Earlier this year, Data Science Institute (DSI) Research Scientist Matthew Feickert ran a national-level workshop at UW-Madison targeted at making reproducible machine learning workflows accessible for scientists. This workshop, supported through Feickert’s U.S. Research Software Sustainability Institute (URSSI) Early-Career Fellowship, brought 44 participants from 11 universities, national laboratories, research organizations, and companies across the United States to UW–Madison to learn how to use new open source tools and technologies.

“The goal of this workshop was to teach people methods and tools to solve their immediate research problems and collaborate with their colleagues better,” says Feickert.

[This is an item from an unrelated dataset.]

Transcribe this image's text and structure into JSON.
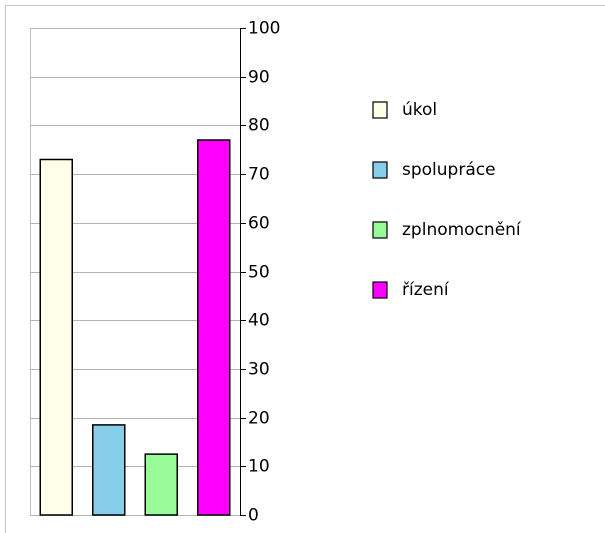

Feickert’s work and the materials taught at the workshop are all publicly available and open source. Participants used Pixi, a powerful tool with high-level semantics, to declaratively create software environments that leverage NVIDIA’s CUDA technology stack for efficient AI. These particular environments are automatically and indefinitely fully reproducible, byte for byte, across different machines and multiple computing resources—from GPUs on the OSPool to commercial cloud instances.
“Historically, this would have been considered too technically difficult to achieve for anyone but software and computing experts. Now, this has become a simple planning step for all researchers.” —Matthew Feickert, Workshop Organizer
Feickert partnered with the UW-Madison Data Science Hub, AI researchers, and Center for High Throughput Computing staff to teach this Carpentries-style workshop and help participants apply the methods and workflows to real research problems in their respective fields.

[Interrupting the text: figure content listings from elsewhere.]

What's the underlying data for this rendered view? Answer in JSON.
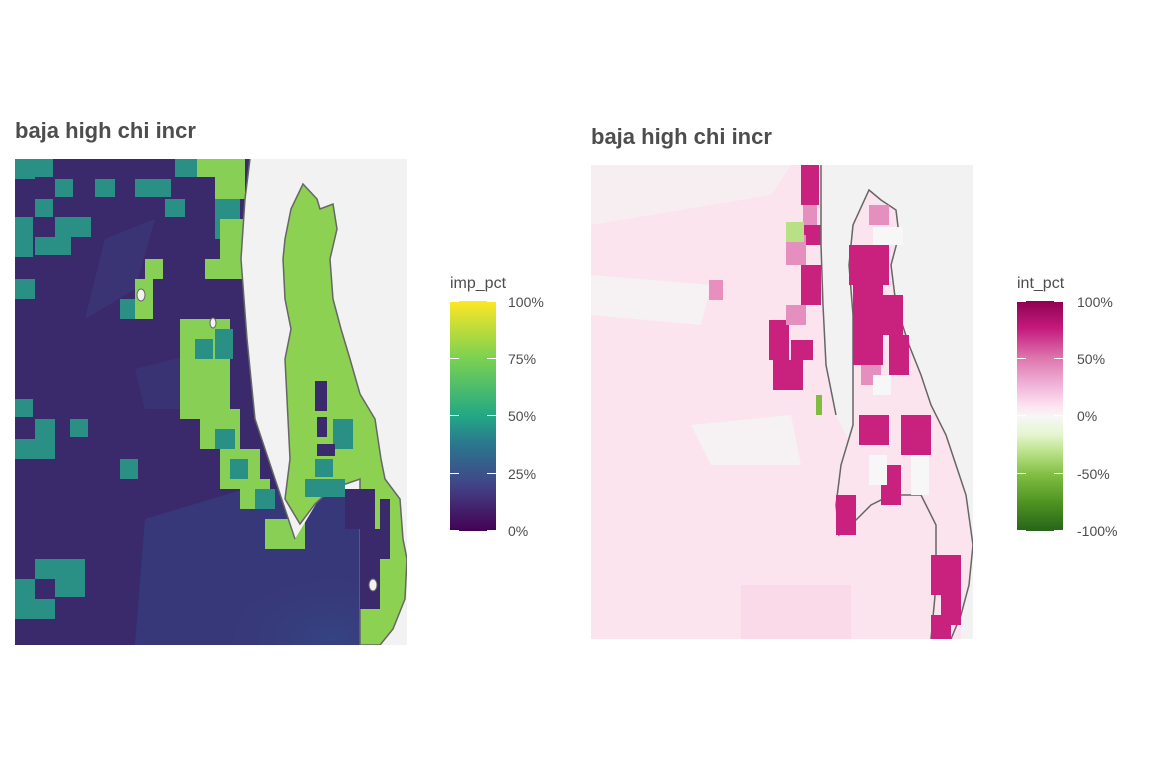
{
  "panels": [
    {
      "title": "baja high chi incr",
      "legend": {
        "title": "imp_pct",
        "labels": [
          "100%",
          "75%",
          "50%",
          "25%",
          "0%"
        ],
        "colors": [
          "#fde725",
          "#7ad151",
          "#22a884",
          "#2a788e",
          "#414487",
          "#440154"
        ]
      }
    },
    {
      "title": "baja high chi incr",
      "legend": {
        "title": "int_pct",
        "labels": [
          "100%",
          "50%",
          "0%",
          "-50%",
          "-100%"
        ],
        "colors": [
          "#8e0152",
          "#c51b7d",
          "#de77ae",
          "#f1b6da",
          "#fde0ef",
          "#f7f7f7",
          "#e6f5d0",
          "#b8e186",
          "#7fbc41",
          "#4d9221",
          "#276419"
        ]
      }
    }
  ],
  "colors": {
    "land": "#f2f2f2",
    "coastline": "#666666",
    "imp_low": "#3b2a6e",
    "imp_mid": "#33608a",
    "imp_teal": "#2a9184",
    "imp_high": "#8dd152",
    "int_pale": "#fbe5ef",
    "int_high": "#c8227e",
    "int_mid": "#e58fbe",
    "int_neg": "#b8e186"
  }
}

“The diversity of participants’ backgrounds and experience made this workshop fantastic,” says Feickert. “We had people from bioinformatics, linguistics, computer science, AI, chemical engineering, industry, and more, who ranged from novices to practicing data scientists and AI researchers. It was exciting to have everyone unlock solutions to a whole range of challenges in their work, and to see people new to machine learning easily train models on remote GPUs using environments they crafted themselves a few minutes earlier.”

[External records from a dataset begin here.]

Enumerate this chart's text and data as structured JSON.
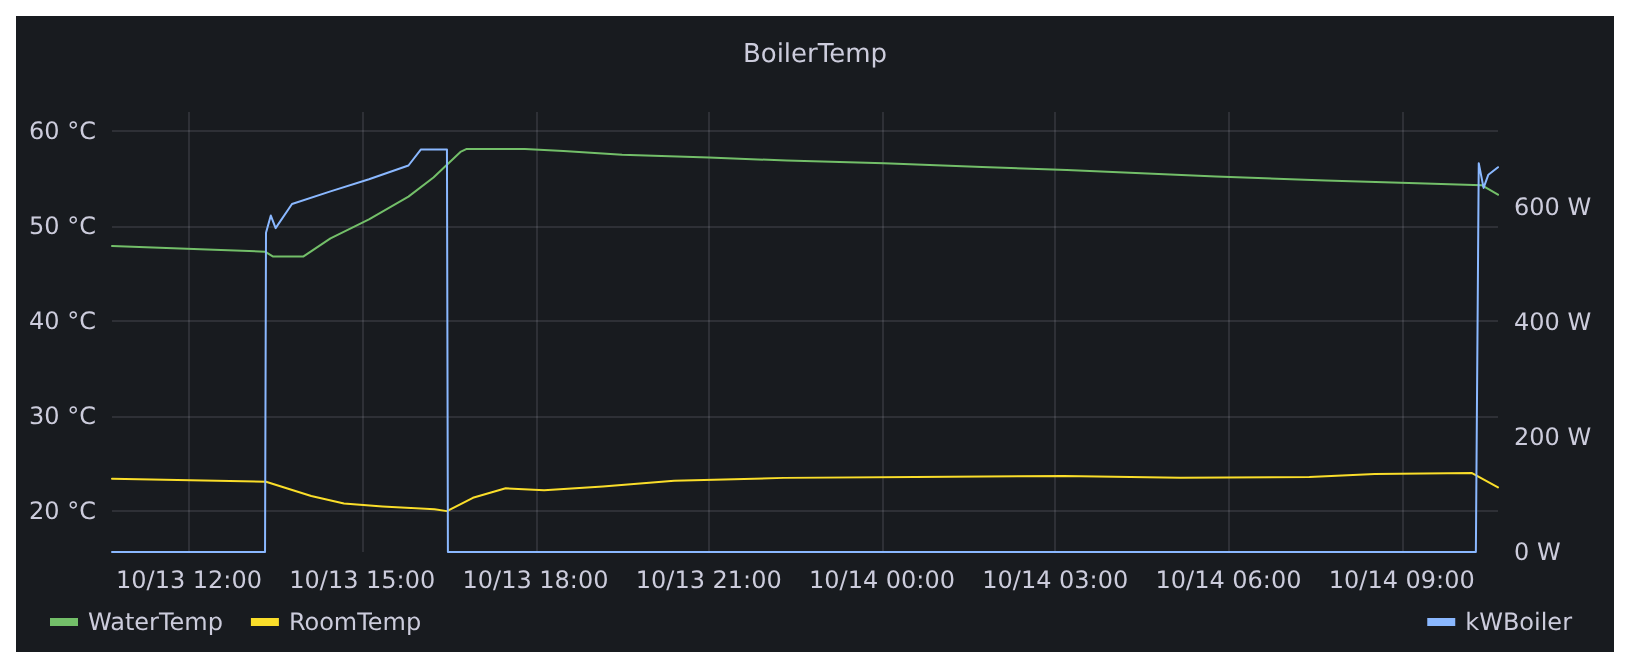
{
  "chart_data": {
    "type": "line",
    "title": "BoilerTemp",
    "xlim": [
      "--10-13T10:40",
      "--10-14T10:40"
    ],
    "xticks": [
      {
        "value": "--10-13T12:00",
        "label": "10/13 12:00"
      },
      {
        "value": "--10-13T15:00",
        "label": "10/13 15:00"
      },
      {
        "value": "--10-13T18:00",
        "label": "10/13 18:00"
      },
      {
        "value": "--10-13T21:00",
        "label": "10/13 21:00"
      },
      {
        "value": "--10-14T00:00",
        "label": "10/14 00:00"
      },
      {
        "value": "--10-14T03:00",
        "label": "10/14 03:00"
      },
      {
        "value": "--10-14T06:00",
        "label": "10/14 06:00"
      },
      {
        "value": "--10-14T09:00",
        "label": "10/14 09:00"
      }
    ],
    "ylim": [
      15.7,
      62
    ],
    "yticks": [
      {
        "value": 20,
        "label": "20 °C"
      },
      {
        "value": 30,
        "label": "30 °C"
      },
      {
        "value": 40,
        "label": "40 °C"
      },
      {
        "value": 50,
        "label": "50 °C"
      },
      {
        "value": 60,
        "label": "60 °C"
      }
    ],
    "y2lim": [
      0,
      765
    ],
    "y2ticks": [
      {
        "value": 0,
        "label": "0 W"
      },
      {
        "value": 200,
        "label": "200 W"
      },
      {
        "value": 400,
        "label": "400 W"
      },
      {
        "value": 600,
        "label": "600 W"
      }
    ],
    "grid": true,
    "legend": "bottom",
    "marker": "none",
    "line_style": "solid",
    "series": [
      {
        "name": "WaterTemp",
        "color": "#73bf69",
        "x": [
          "--10-13T10:40",
          "--10-13T12:26",
          "--10-13T13:19",
          "--10-13T13:27",
          "--10-13T13:59",
          "--10-13T14:27",
          "--10-13T15:07",
          "--10-13T15:48",
          "--10-13T16:14",
          "--10-13T16:42",
          "--10-13T16:48",
          "--10-13T17:49",
          "--10-13T18:29",
          "--10-13T19:30",
          "--10-13T21:00",
          "--10-13T22:21",
          "--10-14T00:02",
          "--10-14T01:44",
          "--10-14T03:12",
          "--10-14T05:47",
          "--10-14T07:41",
          "--10-14T09:16",
          "--10-14T10:23",
          "--10-14T10:40"
        ],
        "values": [
          47.9,
          47.5,
          47.3,
          46.8,
          46.8,
          48.7,
          50.7,
          53.1,
          55.1,
          57.8,
          58.1,
          58.1,
          57.9,
          57.5,
          57.2,
          56.9,
          56.6,
          56.2,
          55.9,
          55.2,
          54.8,
          54.5,
          54.3,
          53.3
        ]
      },
      {
        "name": "RoomTemp",
        "color": "#fade2a",
        "x": [
          "--10-13T10:40",
          "--10-13T13:20",
          "--10-13T14:07",
          "--10-13T14:41",
          "--10-13T15:21",
          "--10-13T16:15",
          "--10-13T16:28",
          "--10-13T16:55",
          "--10-13T17:29",
          "--10-13T18:09",
          "--10-13T19:10",
          "--10-13T20:24",
          "--10-13T22:18",
          "--10-14T00:34",
          "--10-14T03:09",
          "--10-14T05:10",
          "--10-14T07:24",
          "--10-14T08:32",
          "--10-14T10:13",
          "--10-14T10:40"
        ],
        "values": [
          23.4,
          23.1,
          21.6,
          20.8,
          20.5,
          20.2,
          20.0,
          21.4,
          22.4,
          22.2,
          22.6,
          23.2,
          23.5,
          23.6,
          23.7,
          23.5,
          23.6,
          23.9,
          24.0,
          22.5
        ]
      },
      {
        "name": "kWBoiler",
        "color": "#8ab8ff",
        "axis": "y2",
        "x": [
          "--10-13T10:40",
          "--10-13T13:19",
          "--10-13T13:20",
          "--10-13T13:25",
          "--10-13T13:30",
          "--10-13T13:47",
          "--10-13T14:27",
          "--10-13T15:07",
          "--10-13T15:48",
          "--10-13T16:01",
          "--10-13T16:28",
          "--10-13T16:29",
          "--10-14T10:17",
          "--10-14T10:20",
          "--10-14T10:25",
          "--10-14T10:30",
          "--10-14T10:40"
        ],
        "values": [
          0,
          0,
          555,
          585,
          563,
          605,
          627,
          648,
          672,
          700,
          700,
          0,
          0,
          676,
          633,
          656,
          669
        ]
      }
    ]
  }
}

Feickert says that he hopes the largest impact of the workshop is yet to come. For many scientists, securing the reproducibility of computing environments might be a task left till the very end of a study, and might be treated as a “best effort” attempt given the complexity of cases, tools, and time pressures. Full and automatic environment reproducibility at every step of the scientific process now comes down to a tooling choice, even for hardware accelerated science.
“Historically, this would have been considered too technically difficult to achieve for anyone but software and computing experts,” says Feickert. “Now, this has become a simple planning step that researchers learned at the workshop, which they can share with their research groups and colleagues.”